I notice her there outside the supermarket as I’m getting out of my car. I’ve ducked out for one thing, organic maple syrup for our waffles in the morning of all of the damn ridiculous white middle class things to be buying at 8pm on a Thursday night.
She is probably no older than me but she looks tired and she has three kids in tow. Similar ages to mine, but the youngest is not as old as Harper. They have a pram that is heavily laden down.
She stops me “excuse me? Have you got the time?”
I tell her it’s 8pm.
“Oh” she looks down “thanks”
I ask her if she is OK and her lip gets all quivery.
“Well, it’s just, I thought I’d be picked up by now”
I’m out by myself so I offer to give them a ride home. I’ve got the carseats after all and she lives only a few minutes away.
She very gratefully accepts, explaining that she would normally walk but the kids are very tired after a long day and it’s very dark.
We put all of her gear in the wagon and we set off. She asks if we can go through the drive thru on the way because the smallest hasn’t had dinner yet. No problem.
She then starts to talk to me.

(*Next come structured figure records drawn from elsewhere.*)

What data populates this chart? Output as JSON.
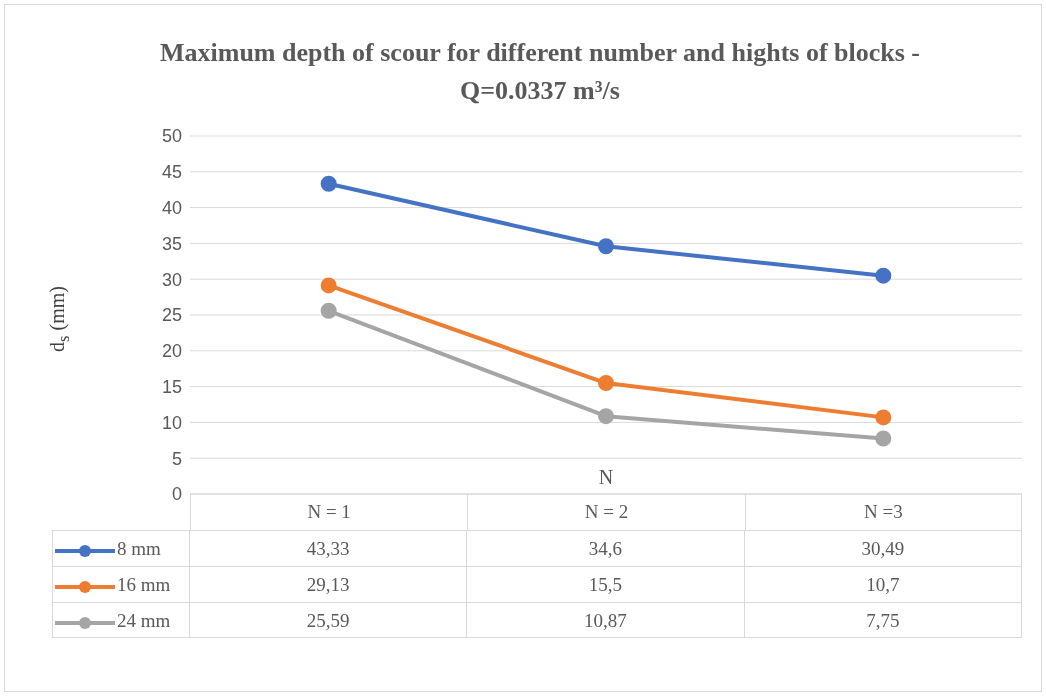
{
  "chart_data": {
    "type": "line",
    "title": "Maximum depth of scour for different number and hights of blocks - Q=0.0337 m³/s",
    "xlabel": "N",
    "ylabel": "d$_{s}$ (mm)",
    "categories": [
      "N = 1",
      "N = 2",
      "N =3"
    ],
    "series": [
      {
        "name": "8 mm",
        "color": "#4472c4",
        "values": [
          43.33,
          34.6,
          30.49
        ],
        "value_labels": [
          "43,33",
          "34,6",
          "30,49"
        ]
      },
      {
        "name": "16 mm",
        "color": "#ed7d31",
        "values": [
          29.13,
          15.5,
          10.7
        ],
        "value_labels": [
          "29,13",
          "15,5",
          "10,7"
        ]
      },
      {
        "name": "24 mm",
        "color": "#a5a5a5",
        "values": [
          25.59,
          10.87,
          7.75
        ],
        "value_labels": [
          "25,59",
          "10,87",
          "7,75"
        ]
      }
    ],
    "ylim": [
      0,
      50
    ],
    "yticks": [
      0,
      5,
      10,
      15,
      20,
      25,
      30,
      35,
      40,
      45,
      50
    ],
    "grid": "y",
    "legend": "bottom",
    "marker": "circle",
    "line_style": "solid"
  }
}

She tells me they’ve been at court all day because she hasn’t had access to her older kids because she had them so young. Her boy tells me from the backseat how excited he was to see his brother today. She tells me that she has been trying to get her license but she has so many bills and the Dad of these 3 took off and doesn’t help financially. She tells me that she seems to attract only assholes and hopes one day she can get married to a nice man who treats her and the kids well and who will help her. She tells me she hopes to see more of her big kids as she is a good Mum now. Indeed the 3 kids who are with her are all lovely and clearly looked after and loved.

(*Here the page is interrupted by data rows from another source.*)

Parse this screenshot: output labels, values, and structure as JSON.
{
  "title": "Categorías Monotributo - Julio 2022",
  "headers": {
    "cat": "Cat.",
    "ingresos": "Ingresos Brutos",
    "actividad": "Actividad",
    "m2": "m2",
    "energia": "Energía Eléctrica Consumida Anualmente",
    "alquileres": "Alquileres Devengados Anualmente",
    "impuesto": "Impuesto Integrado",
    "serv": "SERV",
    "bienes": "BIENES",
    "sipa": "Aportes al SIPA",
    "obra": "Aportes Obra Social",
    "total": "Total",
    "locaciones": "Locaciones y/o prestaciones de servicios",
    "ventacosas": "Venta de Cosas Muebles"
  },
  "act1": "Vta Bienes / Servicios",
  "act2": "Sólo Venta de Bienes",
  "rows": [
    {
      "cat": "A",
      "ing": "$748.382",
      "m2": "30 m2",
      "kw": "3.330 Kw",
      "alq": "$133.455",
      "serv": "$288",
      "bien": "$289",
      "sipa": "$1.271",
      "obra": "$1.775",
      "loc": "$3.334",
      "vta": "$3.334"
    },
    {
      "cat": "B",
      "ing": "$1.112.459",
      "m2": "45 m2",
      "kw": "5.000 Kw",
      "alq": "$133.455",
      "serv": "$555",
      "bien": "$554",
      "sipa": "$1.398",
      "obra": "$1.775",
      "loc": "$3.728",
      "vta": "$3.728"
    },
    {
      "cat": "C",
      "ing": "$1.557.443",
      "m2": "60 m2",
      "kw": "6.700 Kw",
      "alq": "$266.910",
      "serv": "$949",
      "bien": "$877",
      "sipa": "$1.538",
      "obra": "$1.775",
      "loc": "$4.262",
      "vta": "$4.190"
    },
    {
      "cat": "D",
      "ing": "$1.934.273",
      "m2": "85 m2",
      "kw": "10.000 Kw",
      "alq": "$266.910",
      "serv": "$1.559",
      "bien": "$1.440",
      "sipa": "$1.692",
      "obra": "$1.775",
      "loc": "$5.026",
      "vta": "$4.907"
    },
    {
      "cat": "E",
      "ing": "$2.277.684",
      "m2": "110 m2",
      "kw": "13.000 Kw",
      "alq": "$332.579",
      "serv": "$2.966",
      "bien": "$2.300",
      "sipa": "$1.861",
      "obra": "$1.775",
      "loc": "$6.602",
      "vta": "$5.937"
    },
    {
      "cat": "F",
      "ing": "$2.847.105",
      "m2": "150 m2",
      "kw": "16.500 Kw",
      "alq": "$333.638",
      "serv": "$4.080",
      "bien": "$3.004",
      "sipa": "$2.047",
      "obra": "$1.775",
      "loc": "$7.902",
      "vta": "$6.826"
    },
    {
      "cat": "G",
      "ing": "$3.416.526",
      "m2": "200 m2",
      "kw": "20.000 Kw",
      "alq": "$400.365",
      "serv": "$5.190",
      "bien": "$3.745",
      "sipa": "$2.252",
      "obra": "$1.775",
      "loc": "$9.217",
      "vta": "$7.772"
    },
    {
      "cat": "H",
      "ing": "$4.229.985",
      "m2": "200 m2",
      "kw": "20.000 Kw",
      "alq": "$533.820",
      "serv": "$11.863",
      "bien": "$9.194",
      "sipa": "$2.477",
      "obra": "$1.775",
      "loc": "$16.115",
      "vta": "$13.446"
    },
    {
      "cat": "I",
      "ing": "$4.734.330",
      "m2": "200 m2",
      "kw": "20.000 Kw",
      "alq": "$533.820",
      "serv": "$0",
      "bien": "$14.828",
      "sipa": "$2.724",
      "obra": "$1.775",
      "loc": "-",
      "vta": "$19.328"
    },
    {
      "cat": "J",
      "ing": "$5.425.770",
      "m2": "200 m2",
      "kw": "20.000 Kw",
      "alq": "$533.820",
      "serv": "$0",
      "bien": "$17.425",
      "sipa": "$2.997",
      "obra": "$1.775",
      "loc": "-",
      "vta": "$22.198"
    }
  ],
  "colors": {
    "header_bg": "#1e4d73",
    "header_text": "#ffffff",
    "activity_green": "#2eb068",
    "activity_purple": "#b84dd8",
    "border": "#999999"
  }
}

She asks me if I’m “churchy” and I tell her no, but I know what it’s like not to have a car.
I drop her off. The cheap part of town. We unload the car and she thanks me profusely.
I’m not writing this so people think I did anything special. I’d like to think that anyone who could, would make sure a Mother and her kids got home OK? Right? I really hope so.
But I cannot stop thinking about her. I got home and hugged my husband and cried and felt grateful that I have him and we have our life. Even when we were dirt poor we still had each other. When the bank took our first house because we couldn’t make the repayments and we were eating a lot of lentils we still had the love and support of our family and friends as well each other. Sliding doors and all that.
I hope she finds her man. I hope she gets her license. I hope she gets more access to her bigger kids. I hope she can pay her bills.